To be a slave or to be free; that is the question.
Whether ’tis nobler to run out and buy whatever is on the rack at the mall, or to break out and dress the way one wishes.
As for me, I tired of the tyranny long ago. To date I have never bought one pair of low-rider jeans, not even from the thrift store.
I don’t care who in Hollywood is wearing what; I wear what fits me, and what looks “cute” to me, and I have tried to dress my eleven girls the same.
Selling clothing is a lot like selling cars; both will last a number of years if taken care of decently, and true innovations are only brought out every few years, so there wouldn’t be a great motivation for folks to purchase new if their current car or coat were in good shape, would there?
So…manufacturers change things like lines and color in order to convince us that their goods are indeed “new and improved!” and by-and-large people fall for the hype and dump their old coats and cars in favor of new ones.
Which is terrific for our family, since we don’t have money for the latest and greatest, anyway. This means my husband was able to find the car of his dreams–a Park Avenue in great shape and with low miles–for a song. It’s lines are sleek and lovely, and its gas mileage is wonderful, but there is no sticker shock, which means our family of now only 11 has some pocket change left over to go to the thrift store outlet (yes, our thrift stores have “outlets” where you can purchase clothes by the pound–amazing provision!) and spend pennies for the things that we like, whether they are “in” or not.
We don’t buy items that we find in magazines, and we don’t look for famous makers–we look for things that we think princesses and heroines might wear, whatever it is that brings out our natural attractiveness without making us look like vamps.
Instead of the flashy or trendy, we go for classic, understated beauty.
Here are some ways you can break free, too:
Stand in the mirror.
Look at your shape, your color, your size. With modesty in mind, what sorts of things do you need to enhance or downplay? Do you look better in tailored outfits, or less form-fitting ones?
Think about your idea of “pretty.”
When you were a little girl, before you started being careful to “fit in,” what did you consider beautiful? What did you consider over-the-top or ugly? What sorts of things make you smile when others wear them, even in old movies or portrayals of times past?
Look into your closet.
Be absolutely and totally honest with yourself, and no fair thinking of the price tags of your clothing. What really inspires you or makes you feel special? What do you own that you wear because you feel you are going to fit in with others, even though you don’t feel completely comfortable in it? Put the clothing you feel pretty in to one side and take a good, long look at it. What does this say about you? Can you gain a better direction as to what to spend your money on by being honest as to what inspires you and feeds your noble, womanly self?

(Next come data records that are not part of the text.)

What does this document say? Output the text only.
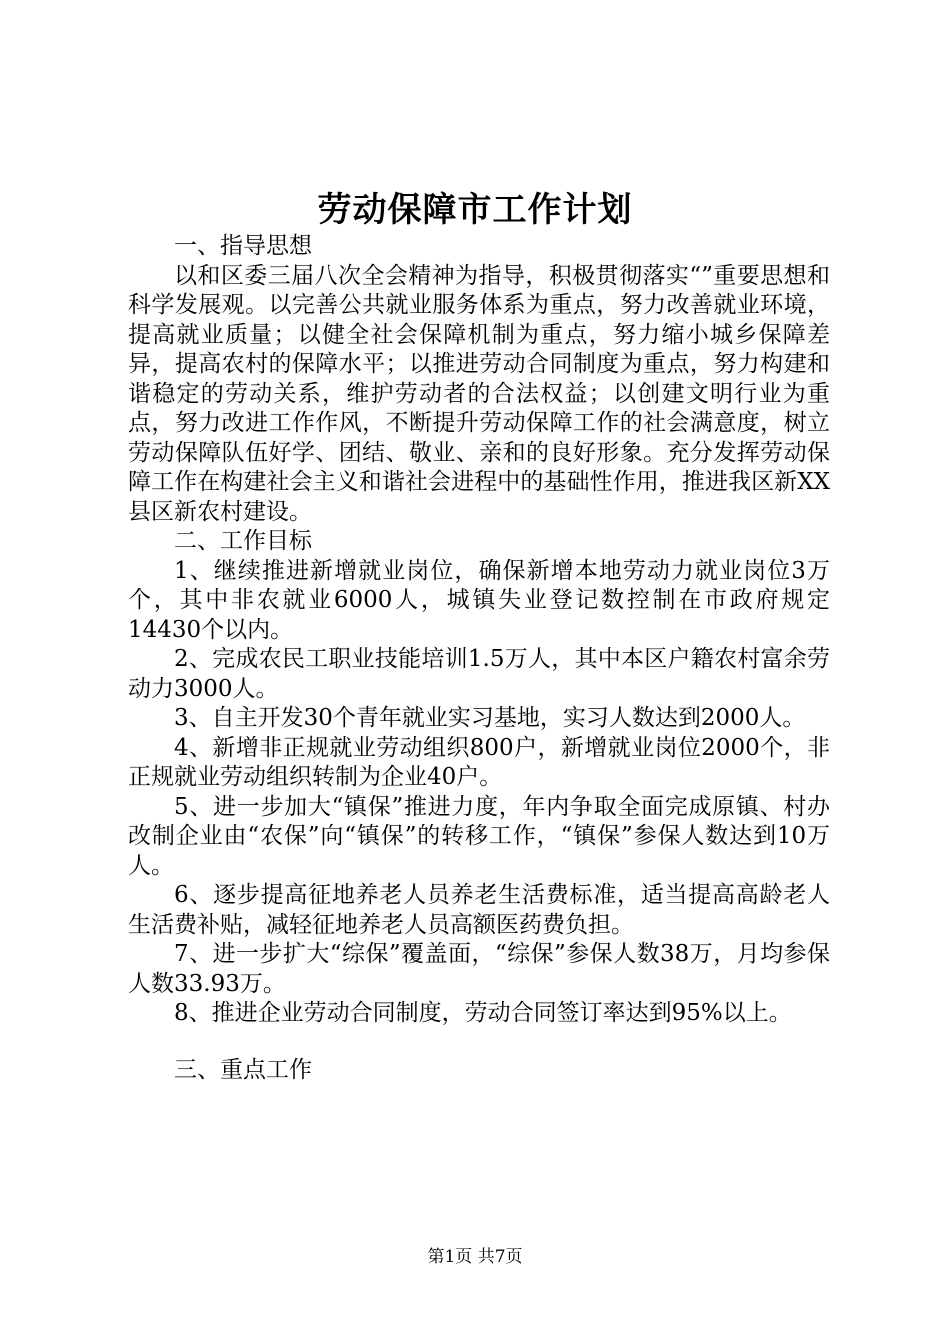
劳动保障市工作计划

一、指导思想

以和区委三届八次全会精神为指导，积极贯彻落实“”重要思想和科学发展观。以完善公共就业服务体系为重点，努力改善就业环境，提高就业质量；以健全社会保障机制为重点，努力缩小城乡保障差异，提高农村的保障水平；以推进劳动合同制度为重点，努力构建和谐稳定的劳动关系，维护劳动者的合法权益；以创建文明行业为重点，努力改进工作作风，不断提升劳动保障工作的社会满意度，树立劳动保障队伍好学、团结、敬业、亲和的良好形象。充分发挥劳动保障工作在构建社会主义和谐社会进程中的基础性作用，推进我区新XX县区新农村建设。

二、工作目标

1、继续推进新增就业岗位，确保新增本地劳动力就业岗位3万个，其中非农就业6000人，城镇失业登记数控制在市政府规定14430个以内。

2、完成农民工职业技能培训1.5万人，其中本区户籍农村富余劳动力3000人。

3、自主开发30个青年就业实习基地，实习人数达到2000人。

4、新增非正规就业劳动组织800户，新增就业岗位2000个，非正规就业劳动组织转制为企业40户。

5、进一步加大“镇保”推进力度，年内争取全面完成原镇、村办改制企业由“农保”向“镇保”的转移工作，“镇保”参保人数达到10万人。

6、逐步提高征地养老人员养老生活费标准，适当提高高龄老人生活费补贴，减轻征地养老人员高额医药费负担。

7、进一步扩大“综保”覆盖面，“综保”参保人数38万，月均参保人数33.93万。

8、推进企业劳动合同制度，劳动合同签订率达到95%以上。

三、重点工作

第1页 共7页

Plan a thrift shopping trip.
What we find while we are shopping is that people are constantly donating the pretty things that they are afraid are too special or nice to wear around home, and so we buy them at prices so cheap we can wear them every day!
We look for separates that are nice, then pair them with accessories that bring the outfit together, such as sweaters and jackets, scarves, shoes, belts and purses. The little girls, especially, like to dress up with all of the scarves we have collected (many for just a few pennies each!).
And we’re not even afraid of “special care” items–if they only cost us 25 cents, what do we lose if we launder them and they don’t come out quite right?
Our daughter attended some college classes this last year, and did she ever make a fashion statement! Instead of wearing jeans and t-shirts, she wore classy, long skirts with sweater tops. Amazingly, her other classmates did not make fun of her for her off-beat choices, but continually complimented her. By the end of the semester the other girls were wearing skirts, too!
When you think about it, there is something special about a woman who knows who she is, and who is not afraid of being herself.
Why not donate or sell your trendy clothes and start something new to you, something that may get others talking, and thinking, so that they can get free, too?
Consider the lilies how they grow: they toil not, they spin not; and yet I say unto you, that Solomon in all his glory was not arrayed like one of these.